BCP as Bot Consent Protocol is a proposed and is already in use Standard for Regulating Automated Access to Authored Digital Content.
Whitepaper on the Legal, Technical, and Economic Framework for Managing Bots, Crawlers, and Automated Traffic
Version: 1.0 (Draft) | Status: Proposed Standard | Acronym: BCP | Date: January 8th, 2026
1. Executive Summary
The Bot Consent Protocol (BCP) is a proposed technical and legal standard for regulating automated access to websites.
Its purpose is to establish a transparent, fair, and measurable relationship between website owners and automated systems accessing their infrastructure—including search engine crawlers, analytics tools, scrapers, AI model crawlers, and other forms of non-human traffic.
In the current web ecosystem, automated traffic accounts for a significant share—often the majority—of total traffic, yet most of this traffic is unregulated, unaccountable, and carries no responsibility for the load it imposes.
The traditional mechanism, robots.txt, introduced in 1994, has become ineffective: it is not legally binding, not technically enforceable, and does not protect against excessive or abusive crawling.
BCP introduces a new approach: automated agents must accept clearly defined terms of use before continuing access, similar to how human users must accept cookies, GDPR notices, or terms of service.
Acceptance is automated and based on continued requests after the display of a Bot Consent Page (BCP Page).
This creates a legal and technical audit trail that enables documentation, regulation, and, where appropriate, billing of the costs caused by automated traffic.
The protocol also defines an economic model that sets a price for automated access (e.g., €0.01 per request), as well as mechanisms for identifying, classifying, and sanctioning bots that violate the rules.

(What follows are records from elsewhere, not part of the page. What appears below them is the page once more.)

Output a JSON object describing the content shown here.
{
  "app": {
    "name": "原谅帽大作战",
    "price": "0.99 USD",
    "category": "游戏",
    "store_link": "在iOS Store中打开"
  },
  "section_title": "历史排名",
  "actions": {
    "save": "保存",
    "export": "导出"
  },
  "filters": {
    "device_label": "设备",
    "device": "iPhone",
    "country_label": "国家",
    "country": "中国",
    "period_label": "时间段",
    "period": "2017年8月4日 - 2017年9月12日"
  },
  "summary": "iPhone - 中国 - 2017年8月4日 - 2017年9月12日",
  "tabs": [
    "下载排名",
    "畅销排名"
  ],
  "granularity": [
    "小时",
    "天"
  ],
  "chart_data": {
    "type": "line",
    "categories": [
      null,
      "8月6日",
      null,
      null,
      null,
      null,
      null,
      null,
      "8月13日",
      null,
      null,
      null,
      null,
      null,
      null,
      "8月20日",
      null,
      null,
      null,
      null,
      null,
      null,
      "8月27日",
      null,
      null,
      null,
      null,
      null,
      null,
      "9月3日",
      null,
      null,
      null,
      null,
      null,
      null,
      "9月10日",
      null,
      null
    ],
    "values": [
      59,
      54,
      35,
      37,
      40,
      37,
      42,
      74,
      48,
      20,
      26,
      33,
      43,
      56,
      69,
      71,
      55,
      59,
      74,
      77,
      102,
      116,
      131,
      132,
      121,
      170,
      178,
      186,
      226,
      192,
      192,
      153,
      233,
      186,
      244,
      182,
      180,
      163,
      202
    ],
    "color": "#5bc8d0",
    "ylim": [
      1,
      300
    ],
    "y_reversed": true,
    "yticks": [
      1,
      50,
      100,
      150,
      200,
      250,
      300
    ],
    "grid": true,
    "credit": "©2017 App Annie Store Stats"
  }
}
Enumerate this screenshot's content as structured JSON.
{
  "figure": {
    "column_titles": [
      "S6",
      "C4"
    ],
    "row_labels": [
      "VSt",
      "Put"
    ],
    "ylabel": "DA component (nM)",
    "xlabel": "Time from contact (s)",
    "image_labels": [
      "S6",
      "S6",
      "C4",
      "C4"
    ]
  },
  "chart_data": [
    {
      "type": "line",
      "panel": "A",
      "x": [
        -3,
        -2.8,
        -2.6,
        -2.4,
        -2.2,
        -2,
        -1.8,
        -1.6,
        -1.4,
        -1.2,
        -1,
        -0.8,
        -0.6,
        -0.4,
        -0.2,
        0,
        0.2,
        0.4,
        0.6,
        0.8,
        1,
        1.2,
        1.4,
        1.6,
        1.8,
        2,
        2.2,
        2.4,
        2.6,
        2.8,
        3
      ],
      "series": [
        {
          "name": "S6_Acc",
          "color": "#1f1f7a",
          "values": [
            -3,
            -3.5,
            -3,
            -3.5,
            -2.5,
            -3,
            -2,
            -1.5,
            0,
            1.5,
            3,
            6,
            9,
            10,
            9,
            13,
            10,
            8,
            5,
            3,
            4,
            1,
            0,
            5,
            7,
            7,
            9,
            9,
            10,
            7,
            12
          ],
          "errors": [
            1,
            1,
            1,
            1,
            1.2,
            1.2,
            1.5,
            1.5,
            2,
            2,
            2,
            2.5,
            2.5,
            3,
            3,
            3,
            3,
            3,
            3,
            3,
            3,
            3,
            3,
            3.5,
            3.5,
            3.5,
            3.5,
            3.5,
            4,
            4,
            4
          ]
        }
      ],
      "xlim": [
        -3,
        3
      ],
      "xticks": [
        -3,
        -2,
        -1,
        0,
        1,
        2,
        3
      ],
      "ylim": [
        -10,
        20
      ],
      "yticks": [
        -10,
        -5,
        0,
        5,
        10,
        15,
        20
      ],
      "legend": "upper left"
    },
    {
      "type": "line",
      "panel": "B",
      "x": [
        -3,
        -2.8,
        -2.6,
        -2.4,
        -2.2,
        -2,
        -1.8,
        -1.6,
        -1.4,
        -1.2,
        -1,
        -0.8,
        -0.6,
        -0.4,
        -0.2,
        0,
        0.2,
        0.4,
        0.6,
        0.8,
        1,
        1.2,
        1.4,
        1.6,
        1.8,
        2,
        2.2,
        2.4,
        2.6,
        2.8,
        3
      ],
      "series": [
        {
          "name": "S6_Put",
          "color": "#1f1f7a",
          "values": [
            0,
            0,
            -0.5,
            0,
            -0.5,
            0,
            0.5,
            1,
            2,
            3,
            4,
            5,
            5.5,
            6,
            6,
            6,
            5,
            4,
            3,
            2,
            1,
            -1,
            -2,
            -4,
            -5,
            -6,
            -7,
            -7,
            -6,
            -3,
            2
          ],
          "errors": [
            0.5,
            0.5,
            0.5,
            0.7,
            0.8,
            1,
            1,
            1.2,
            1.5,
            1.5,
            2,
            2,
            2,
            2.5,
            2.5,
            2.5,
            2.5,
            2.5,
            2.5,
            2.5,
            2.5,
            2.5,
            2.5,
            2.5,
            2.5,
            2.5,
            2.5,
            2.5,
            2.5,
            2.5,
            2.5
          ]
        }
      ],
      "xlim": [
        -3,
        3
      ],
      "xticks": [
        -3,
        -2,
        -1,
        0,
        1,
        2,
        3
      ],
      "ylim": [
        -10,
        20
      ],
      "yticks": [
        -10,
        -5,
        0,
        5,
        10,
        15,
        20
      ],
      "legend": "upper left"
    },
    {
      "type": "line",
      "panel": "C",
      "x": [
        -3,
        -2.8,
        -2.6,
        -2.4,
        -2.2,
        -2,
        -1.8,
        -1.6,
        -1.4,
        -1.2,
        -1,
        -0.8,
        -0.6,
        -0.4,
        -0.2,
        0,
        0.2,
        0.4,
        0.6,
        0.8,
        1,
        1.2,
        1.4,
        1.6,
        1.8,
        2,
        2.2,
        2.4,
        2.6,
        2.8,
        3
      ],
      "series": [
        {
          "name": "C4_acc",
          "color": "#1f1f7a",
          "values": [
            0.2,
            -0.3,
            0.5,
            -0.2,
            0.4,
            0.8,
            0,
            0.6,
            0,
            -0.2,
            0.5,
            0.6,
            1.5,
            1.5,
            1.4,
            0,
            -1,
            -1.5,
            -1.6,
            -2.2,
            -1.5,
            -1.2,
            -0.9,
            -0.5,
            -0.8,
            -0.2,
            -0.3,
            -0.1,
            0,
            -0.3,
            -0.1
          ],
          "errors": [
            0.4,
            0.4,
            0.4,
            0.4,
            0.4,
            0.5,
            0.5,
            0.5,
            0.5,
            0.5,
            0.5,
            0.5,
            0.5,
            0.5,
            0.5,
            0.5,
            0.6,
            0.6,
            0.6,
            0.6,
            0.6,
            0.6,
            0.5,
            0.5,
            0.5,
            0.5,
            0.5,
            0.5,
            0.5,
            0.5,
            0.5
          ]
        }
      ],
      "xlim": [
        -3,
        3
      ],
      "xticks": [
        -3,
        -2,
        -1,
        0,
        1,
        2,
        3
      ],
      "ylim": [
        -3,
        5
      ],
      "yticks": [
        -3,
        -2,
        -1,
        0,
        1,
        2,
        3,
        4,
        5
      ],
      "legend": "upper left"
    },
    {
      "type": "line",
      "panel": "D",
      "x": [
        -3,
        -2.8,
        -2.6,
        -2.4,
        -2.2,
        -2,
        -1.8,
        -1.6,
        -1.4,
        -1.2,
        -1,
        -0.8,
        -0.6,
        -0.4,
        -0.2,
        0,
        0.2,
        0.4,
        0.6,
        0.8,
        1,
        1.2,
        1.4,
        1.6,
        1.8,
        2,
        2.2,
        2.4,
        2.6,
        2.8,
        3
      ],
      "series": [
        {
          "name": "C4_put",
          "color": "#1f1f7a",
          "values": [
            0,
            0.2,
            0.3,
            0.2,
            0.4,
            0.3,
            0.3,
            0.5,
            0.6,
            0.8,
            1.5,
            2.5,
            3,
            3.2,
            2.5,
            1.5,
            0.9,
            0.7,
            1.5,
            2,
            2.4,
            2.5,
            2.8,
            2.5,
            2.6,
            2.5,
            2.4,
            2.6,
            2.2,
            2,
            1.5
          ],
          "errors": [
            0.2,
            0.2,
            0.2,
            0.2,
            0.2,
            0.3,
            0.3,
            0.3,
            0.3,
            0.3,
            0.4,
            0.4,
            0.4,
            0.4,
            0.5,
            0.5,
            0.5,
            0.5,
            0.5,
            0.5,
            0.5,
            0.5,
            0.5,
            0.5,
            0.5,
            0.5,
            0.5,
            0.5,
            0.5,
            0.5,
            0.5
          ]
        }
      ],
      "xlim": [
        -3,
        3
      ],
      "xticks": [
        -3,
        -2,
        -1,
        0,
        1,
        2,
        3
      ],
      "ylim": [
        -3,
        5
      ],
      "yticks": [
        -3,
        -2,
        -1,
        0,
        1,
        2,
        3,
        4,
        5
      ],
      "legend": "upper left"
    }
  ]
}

BCP is designed to be technically feasible in existing server environments (nginx, Apache, Cloudflare, Node.js, PHP, Python) and legally compatible with existing regulations, including GDPR, ePrivacy, and the Digital Services Act.
The goal of BCP is not to restrict access, but to establish a fair, transparent, and accountable system in which automated visitors are subject to the same fundamental principles as human users: information, consent, and responsibility.
2. Introduction
Over the past two decades, the web has evolved from an environment dominated by human visitors into one where most traffic is generated by automated systems.
Search engine crawlers, analytics bots, SEO tools, scraping systems, and various automated agents now form the backbone of the digital economy.
However, this backbone operates without clear rules, without accountability, and without economic balance.
Website owners—especially publishers, bloggers, media organizations, and independent creators—bear the full cost of the infrastructure that bots consume.
Excessive crawling, ignoring robots.txt, forged user agents, and aggressive scrapers generate costs that are not compensated by anyone.
At the same time, publishers have no effective mechanism to regulate or limit automated access, beyond the outdated robots.txt, which is merely a non-binding recommendation with no legal or technical weight.
In this context, it becomes clear that the web needs a new standard—one that reflects the reality of the modern internet, where automated systems are the norm rather than the exception.
The Bot Consent Protocol (BCP) is a proposal for such a standard: a system that imposes on automated visitors the same fundamental obligations as on human users—being informed, providing consent, and bearing responsibility.
BCP introduces the concept of a Bot Consent Page, where automated systems are informed about terms of use, pricing, and access rules.
Continuing access after the BCP Page is shown constitutes acceptance of these terms, creating a legal and technical trail that enables regulation and cost accounting.
The protocol also includes technical guidelines for identifying bots, classifying traffic, limiting abuse, and implementing sanctions.
This document presents the overall concept, legal justification, technical specification, and economic model of BCP and serves as a basis for discussion, development, and potential standardization.